La displasia ectodermica ipoidrotica o la displasia ecidrotica ectodermica, si riferisce a un gruppo di rari disturbi congeniti che in genere causano uno sviluppo prenatale anormali di capelli, pelle, ghiandola sudouty e denti.Anche gli organi del corpo e il tessuto scheletrico potrebbero essere colpiti.L'anomalia colpisce principalmente i neonati maschi, ma le femmine possono anche ereditare il disturbo.I ricercatori generalmente classificano le sindromi come autosomiche dominanti, autosomiche recessive o legate all'X.La sindrome di Cristo-Siemens-Touraine, la sindrome di Hermann Werner Siemens e Rapp-Hodgkin appartengono a questa grande assemblea di condizioni.

I sintomi variano a seconda che il disturbo sia legato al sesso o autosomico;La varietà legata al sesso presenta in genere tratti più gravi.Oltre a ovvie deformità fisiche, il tratto comune delle ghiandole cutanee mancanti o malfunzionanti provoca l'incapacità del corpo di idratare la pelle o formare il sudore.Questi bambini sono facilmente soggetti a ipertermia e devono utilizzare metodi di raffreddamento esterni per prevenire danni multi-organi.
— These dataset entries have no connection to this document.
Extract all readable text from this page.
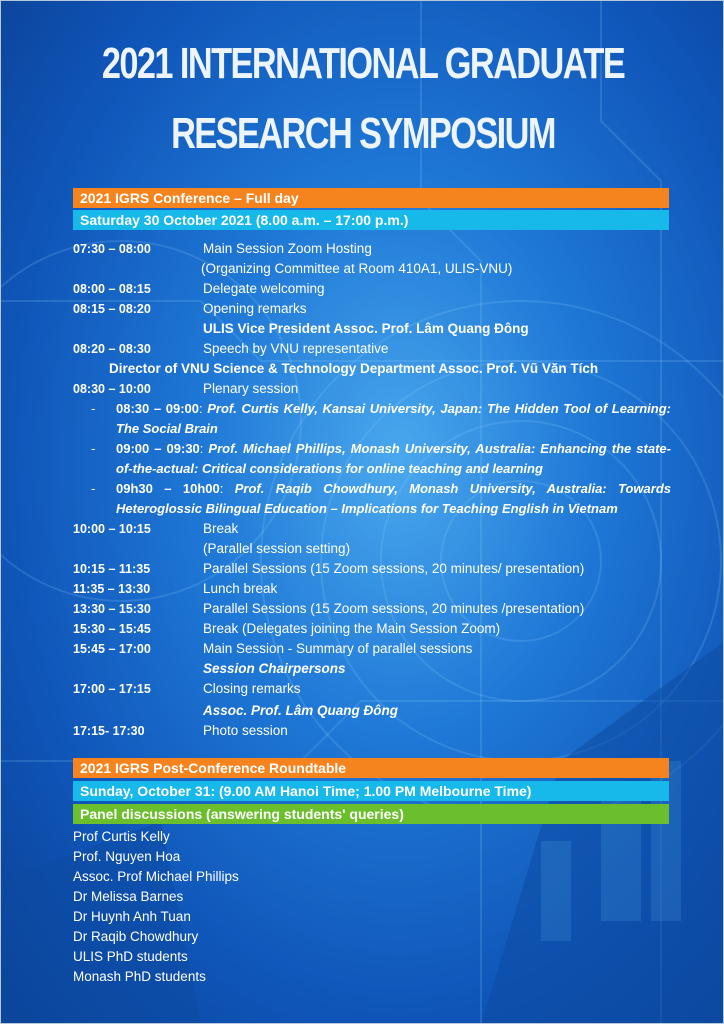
2021 INTERNATIONAL GRADUATE
RESEARCH SYMPOSIUM
2021 IGRS Conference – Full day
Saturday 30 October 2021 (8.00 a.m. – 17:00 p.m.)
07:30 – 08:00	Main Session Zoom Hosting
(Organizing Committee at Room 410A1, ULIS-VNU)
08:00 – 08:15	Delegate welcoming
08:15 – 08:20	Opening remarks
ULIS Vice President Assoc. Prof. Lâm Quang Đông
08:20 – 08:30	Speech by VNU representative
Director of VNU Science & Technology Department Assoc. Prof. Vũ Văn Tích
08:30 – 10:00	Plenary session
-	08:30 – 09:00: Prof. Curtis Kelly, Kansai University, Japan: The Hidden Tool of Learning: The Social Brain
-	09:00 – 09:30: Prof. Michael Phillips, Monash University, Australia: Enhancing the state-of-the-actual: Critical considerations for online teaching and learning
-	09h30 – 10h00: Prof. Raqib Chowdhury, Monash University, Australia: Towards Heteroglossic Bilingual Education – Implications for Teaching English in Vietnam
10:00 – 10:15	Break
(Parallel session setting)
10:15 – 11:35	Parallel Sessions (15 Zoom sessions, 20 minutes/ presentation)
11:35 – 13:30	Lunch break
13:30 – 15:30	Parallel Sessions (15 Zoom sessions, 20 minutes /presentation)
15:30 – 15:45	Break (Delegates joining the Main Session Zoom)
15:45 – 17:00	Main Session - Summary of parallel sessions
Session Chairpersons
17:00 – 17:15	Closing remarks
Assoc. Prof. Lâm Quang Đông
17:15- 17:30	Photo session
2021 IGRS Post-Conference Roundtable
Sunday, October 31: (9.00 AM Hanoi Time; 1.00 PM Melbourne Time)
Panel discussions (answering students' queries)
Prof Curtis Kelly
Prof. Nguyen Hoa
Assoc. Prof Michael Phillips
Dr Melissa Barnes
Dr Huynh Anh Tuan
Dr Raqib Chowdhury
ULIS PhD students
Monash PhD students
I bambini nati con la forma di displasia ectodermica ipoidrotica noto come sindrome di Christ-Siemens-Touraine generalmente hanno capelli fragili, fini blond che sonodi solito in natura.La loro pelle liscia secca e lucida è di colore grigiastro-bianco e spesso manca o contiene olio malfunzionante e ghiandole sudore.Quando questi bambini iniziano a far crescere i denti, sono anche scarsi e malformati in apparenza.La sindrome di solito produce caratteristiche facciali distinte, che includono orecchie deformate, un naso a sfioro piatto, una fronte sporgente e le labbra ispessite.I ragazzi in particolare possono essere piccoli di statura e apparire femminili.
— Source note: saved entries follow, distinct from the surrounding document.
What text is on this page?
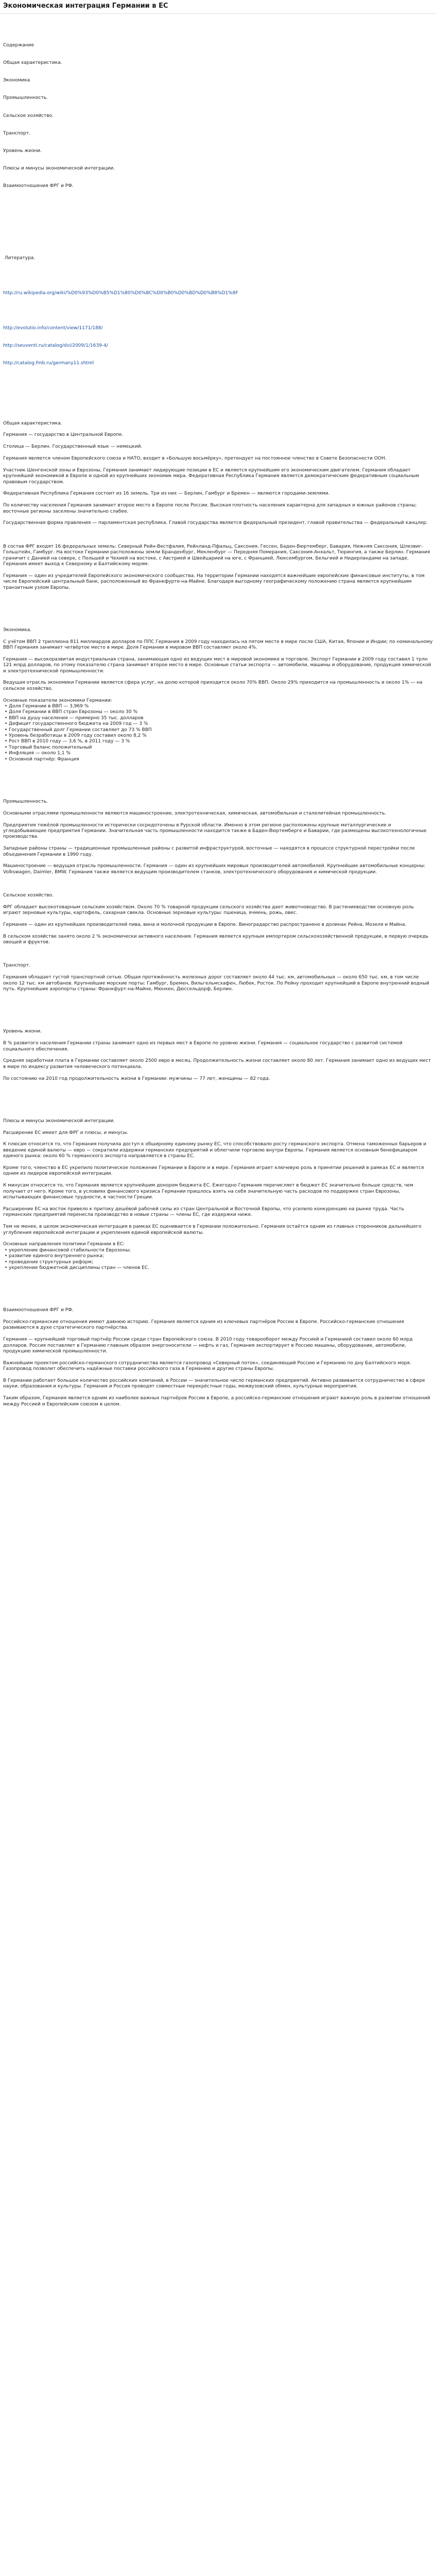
Экономическая интеграция Германии в ЕС

Содержание

Общая характеристика.

Экономика

Промышленность.

Сельское хозяйство.

Транспорт.

Уровень жизни.

Плюсы и минусы экономической интеграции.

Взаимоотношения ФРГ и РФ.

Литература.

http://ru.wikipedia.org/wiki/%D0%93%D0%B5%D1%80%D0%BC%D0%B0%D0%BD%D0%B8%D1%8F

http://evolutio.info/content/view/1171/188/

http://seuventi.ru/catalog/dvi/2009/1/1639-4/

http://catalog.fmb.ru/germany11.shtml

Общая характеристика.

Германия — государство в Центральной Европе.

Столица — Берлин. Государственный язык — немецкий.

Германия является членом Европейского союза и НАТО, входит в «Большую восьмёрку», претендует на постоянное членство в Совете Безопасности ООН.

Участник Шенгенской зоны и Еврозоны, Германия занимает лидирующие позиции в ЕС и является крупнейшим его экономическим двигателем. Германия обладает крупнейшей экономикой в Европе и одной из крупнейших экономик мира. Федеративная Республика Германия является демократическим федеративным социальным правовым государством.

Федеративная Республика Германия состоит из 16 земель. Три из них — Берлин, Гамбург и Бремен — являются городами-землями.

По количеству населения Германия занимает второе место в Европе после России. Высокая плотность населения характерна для западных и южных районов страны; восточные регионы заселены значительно слабее.

Государственная форма правления — парламентская республика. Главой государства является федеральный президент, главой правительства — федеральный канцлер.

В состав ФРГ входят 16 федеральных земель: Северный Рейн-Вестфалия, Рейнланд-Пфальц, Саксония, Гессен, Баден-Вюртемберг, Бавария, Нижняя Саксония, Шлезвиг-Гольштейн, Гамбург. На востоке Германии расположены земли Бранденбург, Мекленбург — Передняя Померания, Саксония-Анхальт, Тюрингия, а также Берлин. Германия граничит с Данией на севере, с Польшей и Чехией на востоке, с Австрией и Швейцарией на юге, с Францией, Люксембургом, Бельгией и Нидерландами на западе. Германия имеет выход к Северному и Балтийскому морям.

Германия — один из учредителей Европейского экономического сообщества. На территории Германии находятся важнейшие европейские финансовые институты, в том числе Европейский центральный банк, расположенный во Франкфурте-на-Майне. Благодаря выгодному географическому положению страна является крупнейшим транзитным узлом Европы.

Экономика.

С учётом ВВП 2 триллиона 811 миллиардов долларов по ППС Германия в 2009 году находилась на пятом месте в мире после США, Китая, Японии и Индии; по номинальному ВВП Германия занимает четвёртое место в мире. Доля Германии в мировом ВВП составляет около 4%.

Германия — высокоразвитая индустриальная страна, занимающая одно из ведущих мест в мировой экономике и торговле. Экспорт Германии в 2009 году составил 1 трлн 121 млрд долларов, по этому показателю страна занимает второе место в мире. Основные статьи экспорта — автомобили, машины и оборудование, продукция химической и электротехнической промышленности.

Ведущая отрасль экономики Германии является сфера услуг, на долю которой приходится около 70% ВВП. Около 29% приходится на промышленность и около 1% — на сельское хозяйство.

Основные показатели экономики Германии:
• Доля Германии в ВВП — 3,969 %
• Доля Германии в ВВП стран Еврозоны — около 30 %
• ВВП на душу населения — примерно 35 тыс. долларов
• Дефицит государственного бюджета на 2009 год — 3 %
• Государственный долг Германии составляет до 73 % ВВП
• Уровень безработицы в 2009 году составил около 8,2 %
• Рост ВВП в 2010 году — 3,6 %, в 2011 году — 3 %
• Торговый баланс положительный
• Инфляция — около 1,1 %
• Основной партнёр: Франция

Промышленность.

Основными отраслями промышленности являются машиностроение, электротехническая, химическая, автомобильная и сталелитейная промышленность.

Предприятия тяжёлой промышленности исторически сосредоточены в Рурской области. Именно в этом регионе расположены крупные металлургические и угледобывающие предприятия Германии. Значительная часть промышленности находится также в Баден-Вюртемберге и Баварии, где размещены высокотехнологичные производства.

Западные районы страны — традиционные промышленные районы с развитой инфраструктурой, восточные — находятся в процессе структурной перестройки после объединения Германии в 1990 году.

Машиностроение — ведущая отрасль промышленности. Германия — один из крупнейших мировых производителей автомобилей. Крупнейшие автомобильные концерны: Volkswagen, Daimler, BMW. Германия также является ведущим производителем станков, электротехнического оборудования и химической продукции.

Сельское хозяйство.

ФРГ обладает высокотоварным сельским хозяйством. Около 70 % товарной продукции сельского хозяйства дает животноводство. В растениеводстве основную роль играют зерновые культуры, картофель, сахарная свекла. Основные зерновые культуры: пшеница, ячмень, рожь, овес.

Германия — один из крупнейших производителей пива, вина и молочной продукции в Европе. Виноградарство распространено в долинах Рейна, Мозеля и Майна.

В сельском хозяйстве занято около 2 % экономически активного населения. Германия является крупным импортером сельскохозяйственной продукции, в первую очередь овощей и фруктов.

Транспорт.

Германия обладает густой транспортной сетью. Общая протяжённость железных дорог составляет около 44 тыс. км, автомобильных — около 650 тыс. км, в том числе около 12 тыс. км автобанов. Крупнейшие морские порты: Гамбург, Бремен, Вильгельмсхафен, Любек, Росток. По Рейну проходит крупнейший в Европе внутренний водный путь. Крупнейшие аэропорты страны: Франкфурт-на-Майне, Мюнхен, Дюссельдорф, Берлин.

Уровень жизни.

В % развитого населения Германии страны занимает одно из первых мест в Европе по уровню жизни. Германия — социальное государство с развитой системой социального обеспечения.

Средняя заработная плата в Германии составляет около 2500 евро в месяц. Продолжительность жизни составляет около 80 лет. Германия занимает одно из ведущих мест в мире по индексу развития человеческого потенциала.

По состоянию на 2010 год продолжительность жизни в Германии: мужчины — 77 лет, женщины — 82 года.

Плюсы и минусы экономической интеграции.

Расширение ЕС имеет для ФРГ и плюсы, и минусы.

К плюсам относится то, что Германия получила доступ к обширному единому рынку ЕС, что способствовало росту германского экспорта. Отмена таможенных барьеров и введение единой валюты — евро — сократили издержки германских предприятий и облегчили торговлю внутри Европы. Германия является основным бенефициаром единого рынка: около 60 % германского экспорта направляется в страны ЕС.

Кроме того, членство в ЕС укрепило политическое положение Германии в Европе и в мире. Германия играет ключевую роль в принятии решений в рамках ЕС и является одним из лидеров европейской интеграции.

К минусам относится то, что Германия является крупнейшим донором бюджета ЕС. Ежегодно Германия перечисляет в бюджет ЕС значительно больше средств, чем получает от него. Кроме того, в условиях финансового кризиса Германии пришлось взять на себя значительную часть расходов по поддержке стран Еврозоны, испытывающих финансовые трудности, в частности Греции.

Расширение ЕС на восток привело к притоку дешёвой рабочей силы из стран Центральной и Восточной Европы, что усилило конкуренцию на рынке труда. Часть германских предприятий перенесла производство в новые страны — члены ЕС, где издержки ниже.

Тем не менее, в целом экономическая интеграция в рамках ЕС оценивается в Германии положительно. Германия остаётся одним из главных сторонников дальнейшего углубления европейской интеграции и укрепления единой европейской валюты.

Основные направления политики Германии в ЕС:
• укрепление финансовой стабильности Еврозоны;
• развитие единого внутреннего рынка;
• проведение структурных реформ;
• укрепление бюджетной дисциплины стран — членов ЕС.

Взаимоотношения ФРГ и РФ.

Российско-германские отношения имеют давнюю историю. Германия является одним из ключевых партнёров России в Европе. Российско-германские отношения развиваются в духе стратегического партнёрства.

Германия — крупнейший торговый партнёр России среди стран Европейского союза. В 2010 году товарооборот между Россией и Германией составил около 60 млрд долларов. Россия поставляет в Германию главным образом энергоносители — нефть и газ, Германия экспортирует в Россию машины, оборудование, автомобили, продукцию химической промышленности.

Важнейшим проектом российско-германского сотрудничества является газопровод «Северный поток», соединяющий Россию и Германию по дну Балтийского моря. Газопровод позволит обеспечить надёжные поставки российского газа в Германию и другие страны Европы.

В Германии работает большое количество российских компаний, в России — значительное число германских предприятий. Активно развивается сотрудничество в сфере науки, образования и культуры. Германия и Россия проводят совместные перекрёстные годы, межвузовский обмен, культурные мероприятия.

Таким образом, Германия является одним из наиболее важных партнёров России в Европе, а российско-германские отношения играют важную роль в развитии отношений между Россией и Европейским союзом в целом.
Il disturbo ipoidrotico della displasia ectodermica noto come Hermann Werner Siemens provoca principalmente condizioni cutanee.I giovani sviluppano la cheratosi pilaris, o dossi ed eruzioni cutanee attorno ai follicoli piliferi, che causano la chiusura delle aperture e danno alla pelle una somiglianza complessiva.Il trauma che l'albero dei capelli sopporta mentre si fa strada verso la superficie provoca spesso danni e un aspetto alterato, poiché ogni capelli diventa un po 'trapuntato.Gruppi di questi peli trapuntati producono una patch lanosa.Il disturbo inizialmente colpisce i capelli sul viso e sul cuoio capelluto, comprese le sopracciglia e le ciglia, ma alla fine colpisce l'intera superficie del corpo.

L'eczema cutaneo che risulta è generalmente pruriginoso e soggetto a infezioni, che sono tipicamente trattati con steroidi topici e antibiotici orali.Le cicatrici causate dal ciclo di eruzioni cutanee possono eventualmente produrre calvizie.Questi bambini potrebbero anche sperimentare le palpebre addensate, avere deformità della mascella corneali o più basse ed essere molto sensibili al sole.

Rapp Hodgkin è un genodermatosi con caratteristiche che assomigliano a molti altri disturbi ipoidrotici di displasia ectodermica, in quanto i bambini in genere hanno i capelli sparsi e mancano o hanno ghiandole cutanee malfunzionanti.Inoltre, questi neonati possono nascere con palatosi che colpiscono il tetto della bocca e il labbro superiore.Anche le dita e le unghie dei piedi crescono in modo anomalo e i giovani in generale vivono in genere una crescita fisica ritardata.